Race — A group of people united or classified together on the basis of common history, nationality or geographic distribution.
Racism — A form of oppression based on the socially constructed concept of race exercised by a dominant racial group over non-dominant racial groups. Racism operates on internalized, interpersonal and institutional levels.
Religion — A system of faith and worship, especially such a system recognized and practiced by a particular church, sect or denomination.
Scapegoating — Blaming an individual or group for something based on that person or group’s identity when, in reality, the person or group is not responsible. Prejudicial thinking and discriminatory acts can lead to scapegoating.
Sex — The characteristics of structure and function that distinguish a male from a female organism.
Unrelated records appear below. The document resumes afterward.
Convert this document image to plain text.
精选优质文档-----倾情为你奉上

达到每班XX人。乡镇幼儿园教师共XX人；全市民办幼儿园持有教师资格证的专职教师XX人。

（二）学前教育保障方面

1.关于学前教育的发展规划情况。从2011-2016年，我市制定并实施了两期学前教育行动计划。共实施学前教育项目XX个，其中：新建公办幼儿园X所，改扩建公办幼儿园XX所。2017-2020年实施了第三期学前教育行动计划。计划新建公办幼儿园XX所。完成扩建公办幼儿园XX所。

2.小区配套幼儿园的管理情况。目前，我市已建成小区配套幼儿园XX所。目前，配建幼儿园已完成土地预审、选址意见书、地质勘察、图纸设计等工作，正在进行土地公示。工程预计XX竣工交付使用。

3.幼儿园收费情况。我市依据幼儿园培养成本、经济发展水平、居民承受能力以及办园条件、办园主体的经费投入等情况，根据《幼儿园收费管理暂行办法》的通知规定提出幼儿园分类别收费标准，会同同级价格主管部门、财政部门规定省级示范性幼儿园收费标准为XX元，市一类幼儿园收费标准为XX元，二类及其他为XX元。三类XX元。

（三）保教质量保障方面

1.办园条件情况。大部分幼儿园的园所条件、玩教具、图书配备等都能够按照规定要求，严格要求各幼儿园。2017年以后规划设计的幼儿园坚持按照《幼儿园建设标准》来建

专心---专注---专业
Sexism — The system of oppression which privileges and empowers men while devaluing and exploiting women. Misogyny is a part of sexism and involves the widespread hatred of and contempt for women and womanhood.
Sexual Orientation — A person’s identity in relation to the gender or genders to whom they are sexually attracted.
Social Justice — The principle that every individual and group is entitled to fair and equitable rights and participation in all aspects of society. The social justice movement seeks to ensure equity and the fair distribution of advantages, including social, educational, economic, civil, and political opportunities. Its focus is to increase understanding of oppression and inequality and to take action to overcome them.
Stereotype — An oversimplified image or statement applied to a whole group of people, without regard for the individual. Stereotypes imply all people in the group are identical, based on some dimensions of diversity they share. Stereotypes often contain a judgment.
Structural Violence — Psychological, physical, and emotional harm that results from unjust and exploitative institutions and systems. Structural violence is born out of an unequal distribution of and access to goods, resources and opportunities, which historically has favored wealthy, white Americans and translates into the way social, economic and political systems are formed.